The soundtrack was composed by Aadesh Shrivastav and Jatin–Lalit. Lyrics were penned by Prasoon Joshi, Praveen Bharadwaj and Nitin Raikwar. The song “Gustakhiyan” is used for the early TV commercials of Honda Unicorn.

=== Track listing ===

| No. | Title | Artist(s) | Composer | Lyricist(s) |
|---|---|---|---|---|
| 1. | "Amitabh Soliloquy" | Amitabh Bachchan | Aadesh Shrivastava | Aatish Kapadia conceived by Vipul Amrutlal Shah |
| 2. | "Gustakhiyan" | Aadesh Shrivastava and Vasundhara Das | Aadesh Shrivastava | Prasoon Joshi |
| 3. | "Kuchh Kasme" | Sonu Nigam and Alka Yagnik | Jatin–Lalit | Praveen Bhardwaj |
| 4. | Theme Song | Remo Fernandes | Jatin–Lalit | N/A |
| 5. | "Phatela Jeb" | Arun Bakshi, Aadesh Shrivastava and Nitin Raikwar | Aadesh Shrivastava | Nitin Raikwar |
| 6. | "Chalka Chalka" | Alka Yagnik and Javed | Jatin–Lalit | Praveen Bhardwaj |
| 7. | "Nazron Ne Teri" | Kavita Krishnamurthy and Udit Narayan | Jatin–Lalit | Praveen Bhardwaj |
| 8. | "All The Best" | Remo Fernandes | Jatin–Lalit | Praveen Bhardwaj |
| 9. | Title Song | Remo Fernandes and Sonu Nigam | Aadesh Shrivastava | Prasoon Joshi |

== Accolades ==
48th Filmfare Awards:

| Category | Nominees | Results |
| Best Supporting Actor | Amitabh Bachchan | Nominated |
| Best Comedian | Paresh Rawal |

9th Annual Screen Awards:

| Category | Nominees | Results |
| Best Film | Aankhen | Nominated |
| Best Comedian | Paresh Rawal |
| Best Villain | Amitabh Bachchan |

== Controversy ==
Aankhen broiled into controversy when producer Doshi did not give the director Shah any credit on the film's DVD. The fallout began between the two on the sets, after a number of creative differences, which led to allegations of plagiarism and counter-allegations.
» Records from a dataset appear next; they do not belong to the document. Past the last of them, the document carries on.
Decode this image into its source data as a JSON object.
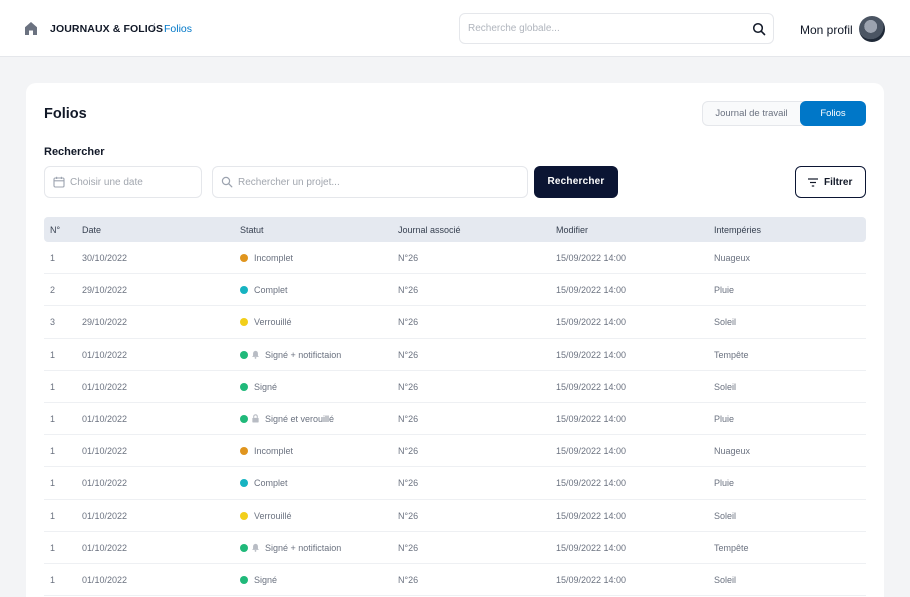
{
  "breadcrumb": {
    "section": "JOURNAUX & FOLIOS",
    "separator": "/",
    "current": "Folios"
  },
  "search": {
    "placeholder": "Recherche globale..."
  },
  "profile": {
    "label": "Mon profil"
  },
  "page": {
    "title": "Folios"
  },
  "view_toggle": {
    "journal": "Journal de travail",
    "folios": "Folios",
    "active": "Folios"
  },
  "filters": {
    "section_label": "Rechercher",
    "date_placeholder": "Choisir une date",
    "project_placeholder": "Rechercher un projet...",
    "search_button": "Rechercher",
    "filter_button": "Filtrer"
  },
  "colors": {
    "accent": "#0077c8",
    "dark_button": "#0b1533",
    "status_incomplet": "#e0951e",
    "status_complet": "#16b3c1",
    "status_verrouille": "#f2cf1b",
    "status_signe": "#20b97a"
  },
  "table": {
    "columns": [
      "N°",
      "Date",
      "Statut",
      "Journal associé",
      "Modifier",
      "Intempéries"
    ],
    "rows": [
      {
        "no": "1",
        "date": "30/10/2022",
        "status": "Incomplet",
        "status_key": "incomplet",
        "icon": "",
        "journal": "N°26",
        "modified": "15/09/2022 14:00",
        "weather": "Nuageux"
      },
      {
        "no": "2",
        "date": "29/10/2022",
        "status": "Complet",
        "status_key": "complet",
        "icon": "",
        "journal": "N°26",
        "modified": "15/09/2022 14:00",
        "weather": "Pluie"
      },
      {
        "no": "3",
        "date": "29/10/2022",
        "status": "Verrouillé",
        "status_key": "verrouille",
        "icon": "",
        "journal": "N°26",
        "modified": "15/09/2022 14:00",
        "weather": "Soleil"
      },
      {
        "no": "1",
        "date": "01/10/2022",
        "status": "Signé + notifictaion",
        "status_key": "signe",
        "icon": "bell-icon",
        "journal": "N°26",
        "modified": "15/09/2022 14:00",
        "weather": "Tempête"
      },
      {
        "no": "1",
        "date": "01/10/2022",
        "status": "Signé",
        "status_key": "signe",
        "icon": "",
        "journal": "N°26",
        "modified": "15/09/2022 14:00",
        "weather": "Soleil"
      },
      {
        "no": "1",
        "date": "01/10/2022",
        "status": "Signé et verouillé",
        "status_key": "signe",
        "icon": "lock-icon",
        "journal": "N°26",
        "modified": "15/09/2022 14:00",
        "weather": "Pluie"
      },
      {
        "no": "1",
        "date": "01/10/2022",
        "status": "Incomplet",
        "status_key": "incomplet",
        "icon": "",
        "journal": "N°26",
        "modified": "15/09/2022 14:00",
        "weather": "Nuageux"
      },
      {
        "no": "1",
        "date": "01/10/2022",
        "status": "Complet",
        "status_key": "complet",
        "icon": "",
        "journal": "N°26",
        "modified": "15/09/2022 14:00",
        "weather": "Pluie"
      },
      {
        "no": "1",
        "date": "01/10/2022",
        "status": "Verrouillé",
        "status_key": "verrouille",
        "icon": "",
        "journal": "N°26",
        "modified": "15/09/2022 14:00",
        "weather": "Soleil"
      },
      {
        "no": "1",
        "date": "01/10/2022",
        "status": "Signé + notifictaion",
        "status_key": "signe",
        "icon": "bell-icon",
        "journal": "N°26",
        "modified": "15/09/2022 14:00",
        "weather": "Tempête"
      },
      {
        "no": "1",
        "date": "01/10/2022",
        "status": "Signé",
        "status_key": "signe",
        "icon": "",
        "journal": "N°26",
        "modified": "15/09/2022 14:00",
        "weather": "Soleil"
      }
    ]
  }
}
The DVD's front cover had Doshi's name on it and the back had the director's name as Vipul Doshi instead of Vipul Shah. Shah took legal action against Doshi, who refused to take responsibility for the director's missing credit.

=== Copycat crimes ===
Between 2004/05, two bank robberies occurred on Mira Road in Maharashtra by a man named Feroz Sheikh and several accomplices, who were said to have been inspired by the film. The robbers took several lakh rupees (100,000), and planned to use it to start a business. The culprits were eventually nabbed but not all the money was recovered.

== Video game ==
A computer game based on film was created for promotional purposes in a tie in with IndiaFM and Hungama.com (now collectively known as Bollywood Hungama). It was launched at the IIFA press conference on 14 March 2002.

== Sequel ==
The sequel was first announced in 2006 and has been in production since shortly after the release on Aankhen. The director Shah was dropped due to differences with producer Doshi, and directing duties were taken over by Sachin. On 19 March 2016 in an interview with Anees Bazmee about his film No Entry Mein Entry, Anees stated that he is working on a script for Aankhen 2. In March 2019 Bazmee confirmed that the cast for the film has been finalized. Saif Ali Khan and Jacqueline Fernandez were roped in to play the leads apart from Amitabh Bachchan.

The film eventually passed on to director Abhinay Deo, who in 2023 confirmed that the film had been officially shelved after Bachchan opted out of the sequel.